What you should know:
or you can read about the movie based on the book here
Cross Roads is a very different book from The Shack in several ways. Both books do have similar themes however. Cross Roads is a novel that engages in a philosophical debate about personal beliefs, eternity, the nature of God, and the ideas of freedom, redemption, and forgiveness. One of the similar themes between Cross Roads and The Shack is grief and the idea of being angry at God for the loss of a family member. Cross Roads addresses this theme from a different point of view than The Shack does.
I think The Shack approaches the subject on the level of sovereignty and judgement. While Cross Roads approaches it from the perspective of the fear of pain and suffering.
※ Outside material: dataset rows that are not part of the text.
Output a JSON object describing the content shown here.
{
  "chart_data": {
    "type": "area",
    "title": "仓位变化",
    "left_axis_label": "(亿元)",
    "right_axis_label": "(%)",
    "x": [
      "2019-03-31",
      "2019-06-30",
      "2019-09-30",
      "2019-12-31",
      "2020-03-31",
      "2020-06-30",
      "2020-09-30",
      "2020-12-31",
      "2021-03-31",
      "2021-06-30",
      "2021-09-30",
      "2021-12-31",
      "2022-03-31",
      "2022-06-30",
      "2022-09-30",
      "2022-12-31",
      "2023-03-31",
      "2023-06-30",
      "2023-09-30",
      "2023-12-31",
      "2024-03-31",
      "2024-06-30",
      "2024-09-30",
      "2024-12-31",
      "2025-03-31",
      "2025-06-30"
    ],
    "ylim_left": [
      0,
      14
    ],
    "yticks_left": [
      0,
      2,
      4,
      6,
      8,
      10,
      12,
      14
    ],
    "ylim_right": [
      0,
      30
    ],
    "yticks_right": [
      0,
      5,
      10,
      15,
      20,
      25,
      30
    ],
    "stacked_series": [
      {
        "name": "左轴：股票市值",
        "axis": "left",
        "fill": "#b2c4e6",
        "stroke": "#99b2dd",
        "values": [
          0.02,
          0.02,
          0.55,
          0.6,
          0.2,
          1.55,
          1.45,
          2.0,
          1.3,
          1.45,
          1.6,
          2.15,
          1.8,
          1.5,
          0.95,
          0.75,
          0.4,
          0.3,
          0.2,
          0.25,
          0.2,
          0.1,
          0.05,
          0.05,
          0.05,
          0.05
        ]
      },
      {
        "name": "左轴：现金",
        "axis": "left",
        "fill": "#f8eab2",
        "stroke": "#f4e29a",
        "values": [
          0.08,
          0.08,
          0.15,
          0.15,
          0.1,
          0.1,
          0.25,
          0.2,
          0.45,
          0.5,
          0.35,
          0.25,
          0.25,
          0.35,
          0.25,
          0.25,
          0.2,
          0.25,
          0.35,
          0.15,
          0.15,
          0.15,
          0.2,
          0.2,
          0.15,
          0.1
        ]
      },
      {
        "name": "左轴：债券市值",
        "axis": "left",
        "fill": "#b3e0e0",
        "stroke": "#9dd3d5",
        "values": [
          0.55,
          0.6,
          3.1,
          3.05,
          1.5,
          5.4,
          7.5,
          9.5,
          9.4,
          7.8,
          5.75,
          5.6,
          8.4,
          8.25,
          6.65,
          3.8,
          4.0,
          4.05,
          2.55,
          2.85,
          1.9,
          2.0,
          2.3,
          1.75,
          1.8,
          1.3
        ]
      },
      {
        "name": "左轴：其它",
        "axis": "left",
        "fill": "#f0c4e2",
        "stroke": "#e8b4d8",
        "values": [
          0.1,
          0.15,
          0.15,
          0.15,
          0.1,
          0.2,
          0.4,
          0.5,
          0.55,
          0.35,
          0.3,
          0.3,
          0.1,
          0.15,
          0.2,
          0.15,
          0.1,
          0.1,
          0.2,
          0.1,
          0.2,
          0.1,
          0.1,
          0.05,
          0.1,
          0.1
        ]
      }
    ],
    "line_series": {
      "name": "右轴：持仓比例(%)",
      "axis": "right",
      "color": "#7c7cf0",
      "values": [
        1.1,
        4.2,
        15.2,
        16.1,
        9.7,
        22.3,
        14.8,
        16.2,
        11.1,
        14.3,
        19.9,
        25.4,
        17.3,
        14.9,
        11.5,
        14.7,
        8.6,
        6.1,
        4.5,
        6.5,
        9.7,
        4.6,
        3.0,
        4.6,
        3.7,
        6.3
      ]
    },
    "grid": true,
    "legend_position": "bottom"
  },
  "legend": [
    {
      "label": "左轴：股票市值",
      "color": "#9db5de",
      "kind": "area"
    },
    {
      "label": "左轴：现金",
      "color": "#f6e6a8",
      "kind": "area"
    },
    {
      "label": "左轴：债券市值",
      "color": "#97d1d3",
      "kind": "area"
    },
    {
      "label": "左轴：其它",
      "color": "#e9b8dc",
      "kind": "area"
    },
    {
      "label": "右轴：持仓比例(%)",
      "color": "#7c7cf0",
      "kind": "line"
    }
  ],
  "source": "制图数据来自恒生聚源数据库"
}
One theme that separates Cross Roads from The Shack is that the main theme of Cross Roads is death.
What I liked:
This is one of the funniest books I have read in a while. There is humor woven throughout the entire novel. Which might surprise you as death, divorce, and serious illness are prevalent in the story. It has a compelling plot and several likeable characters. There are some amazing moments where someone says something really profound. The author smoothly moves between two storylines, one where the protagonist is dealing with the events of his life and the other where he has a discussion with God about his soul.
During his discussions with God, the protagonist, Anthony Spencer, engages in very heady conversations about many important ideas and beliefs people have. The book poses questions and offers answers without preaching. Spencer is on a journey of sorts, one of discovery, where he finds answers which he is willing to accept without feeling forced to. This is genius, in my opinion. And is worth reading for those parts alone.
What I didn’t like:
I thought it started too slowly. I put it down for a while and finally picked it up again believing it would gather momentum because I found The Shack to be interesting. Another similarity Cross Roads has to The Shack is its focus on extreme cases. Anthony Spencer is extremely anti-Christian, while the protagonist in the Shack is extremely broken by the death of a child. What’s wrong with that? Well, not all of us can identify with these extreme positions. But I guess the author would argue that we aren’t supposed to.
If Spencer is such an extreme is he realistic? Now it could be fair for me to ask that, but I’d have to also admit that Spencer might not need to be realistic. As long as enough of his thoughts and actions are reasonable, the fact he himself as a whole is arguably unbelievable doesn’t actually detract from the story.